Before starting his AFL career in 2016, Stewart had been overlooked in four drafts, meaning that all clubs had numerous chances to take him on board.
Despite the heartbreak, Stewart continued to chase his dream, joining the South Barwon Football Club where he would eventually win a premiership under Cats legend Matthew Scarlett as coach.
Following an impressive succession of performances, Stewart saw himself on Geelong's VFL side in 2014 and continued to get better week after week.
Finally, the defender was taken with the 40th pick in the draft by the Cats.
He has since gone on to take home a best and fairest award, four All-Australian Blazers and most impressively a premiership medal.
As Roos legend David King said, "He was virtually a regional player for a while, then best VFL player, now best 22 in the country. It is a fantastic rise."
Max King and Ben King
The two of them obviously have had very similar pathways to the AFL growing up and playing for the same teams including East Sandringham in their junior years and the Sandringham Dragons and Haileybury College in their senior years.
According to them and their parents, they were always competing against each other at home in all sorts of sports, from football to cricket, and basketball to downball.
This brotherly rivalry carried onto their more senior years where Max generally seemed to get the upper hand, captaining his school team, leading the charge as captain of Haileybury's sports team in general, getting the higher ATAR with a ridiculous 97.8 compared to Ben's 96.35 and being selected higher in the draft at Pick 4 as opposed to Pick 6.
Despite some torrid injury runs, the King boys are their side's focal points up forward and remain two of the most promising talents in the AFL.
Matt Rowell and Noah Anderson
Like the King twins, Rowell and Anderson had always been viewed as a two-in-one before they were drafted in 2019.
Whilst the two of them are not twins like Max and Ben, they are two best mates who have shared identical journeys to the AFL, also sharing the same destination.
For secondary school, the two of them attended Carey Grammar where they would be a regular part of the football first team and would form a lifelong bond together.

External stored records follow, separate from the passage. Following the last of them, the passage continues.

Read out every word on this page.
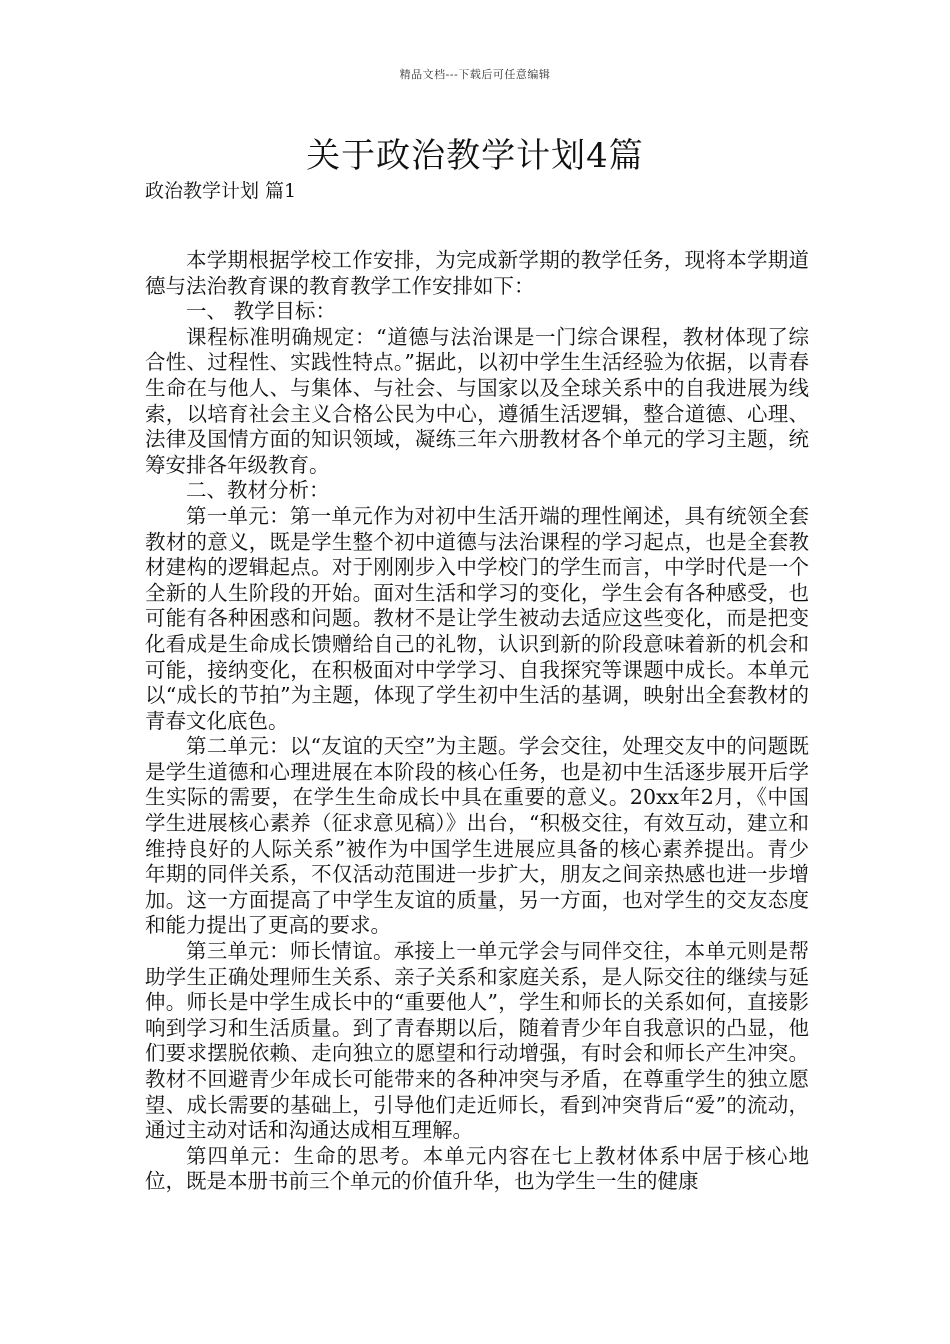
精品文档---下载后可任意编辑
关于政治教学计划4篇
政治教学计划 篇1

本学期根据学校工作安排，为完成新学期的教学任务，现将本学期道德与法治教育课的教育教学工作安排如下：

一、 教学目标：

课程标准明确规定：“道德与法治课是一门综合课程，教材体现了综合性、过程性、实践性特点。”据此，以初中学生生活经验为依据，以青春生命在与他人、与集体、与社会、与国家以及全球关系中的自我进展为线索，以培育社会主义合格公民为中心，遵循生活逻辑，整合道德、心理、法律及国情方面的知识领域，凝练三年六册教材各个单元的学习主题，统筹安排各年级教育。

二、教材分析：

第一单元：第一单元作为对初中生活开端的理性阐述，具有统领全套教材的意义，既是学生整个初中道德与法治课程的学习起点，也是全套教材建构的逻辑起点。对于刚刚步入中学校门的学生而言，中学时代是一个全新的人生阶段的开始。面对生活和学习的变化，学生会有各种感受，也可能有各种困惑和问题。教材不是让学生被动去适应这些变化，而是把变化看成是生命成长馈赠给自己的礼物，认识到新的阶段意味着新的机会和可能，接纳变化，在积极面对中学学习、自我探究等课题中成长。本单元以“成长的节拍”为主题，体现了学生初中生活的基调，映射出全套教材的青春文化底色。

第二单元：以“友谊的天空”为主题。学会交往，处理交友中的问题既是学生道德和心理进展在本阶段的核心任务，也是初中生活逐步展开后学生实际的需要，在学生生命成长中具在重要的意义。20xx年2月，《中国学生进展核心素养（征求意见稿）》出台，“积极交往，有效互动，建立和维持良好的人际关系”被作为中国学生进展应具备的核心素养提出。青少年期的同伴关系，不仅活动范围进一步扩大，朋友之间亲热感也进一步增加。这一方面提高了中学生友谊的质量，另一方面，也对学生的交友态度和能力提出了更高的要求。

第三单元：师长情谊。承接上一单元学会与同伴交往，本单元则是帮助学生正确处理师生关系、亲子关系和家庭关系，是人际交往的继续与延伸。师长是中学生成长中的“重要他人”，学生和师长的关系如何，直接影响到学习和生活质量。到了青春期以后，随着青少年自我意识的凸显，他们要求摆脱依赖、走向独立的愿望和行动增强，有时会和师长产生冲突。教材不回避青少年成长可能带来的各种冲突与矛盾，在尊重学生的独立愿望、成长需要的基础上，引导他们走近师长，看到冲突背后“爱”的流动，通过主动对话和沟通达成相互理解。

第四单元：生命的思考。本单元内容在七上教材体系中居于核心地位，既是本册书前三个单元的价值升华，也为学生一生的健康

They also played their footy for the Oakleigh Chargers before being named in the U-18 All-Australian side.
After impressing with Carey Grammar and the Chargers, the two best mates were projected to take out the two top picks in the draft from months out due to their dynamic midfield play.
Ultimately, this collective dream became a reality for Rowell and Anderson who both ended up at the Suns after playing a plethora of footy with each other for six years prior.
Marcus Bontempelli doesn't necessarily have the ultimate story like many of these other players but he does have a very unique one.
Growing up in Eltham and attending the prestigious Marcelin College, 'The Bont' was chosen for the first team in both basketball and football before he eventually turned his attention to the latter.
Originally, the gun midfielder could not get any midfield time and was instead trialled at half-back and half-forward for the Northern Knights in the TAC Cup.
After some good performances, Bontempelli was gifted more midfield time and ultimately rewarded a spot on the half-back flank in Vic Metro's team.
In the lead-up to the draft, the Bulldogs' captain was known as a great prospect due to his size and agility but was rarely seen as a top-10 pick by any draft experts.
Then, just a few days out from the draft, his name started to be thrown around the media when Essendon showed great interest in getting a hold of Pick 4 in order to snatch the midfielder.
Shattering the hopes of mock drafters across the country, Bontempelli was indeed taken at Pick 4 by the Bulldogs.
In hindsight, this would have been a great move for the Bombers but ultimately Bontempelli would end up at the Kennel and win four best and fairest awards, four All-Australian blazers, an AFLCA Player of the Year Award and captain the club all whilst being a premiership player.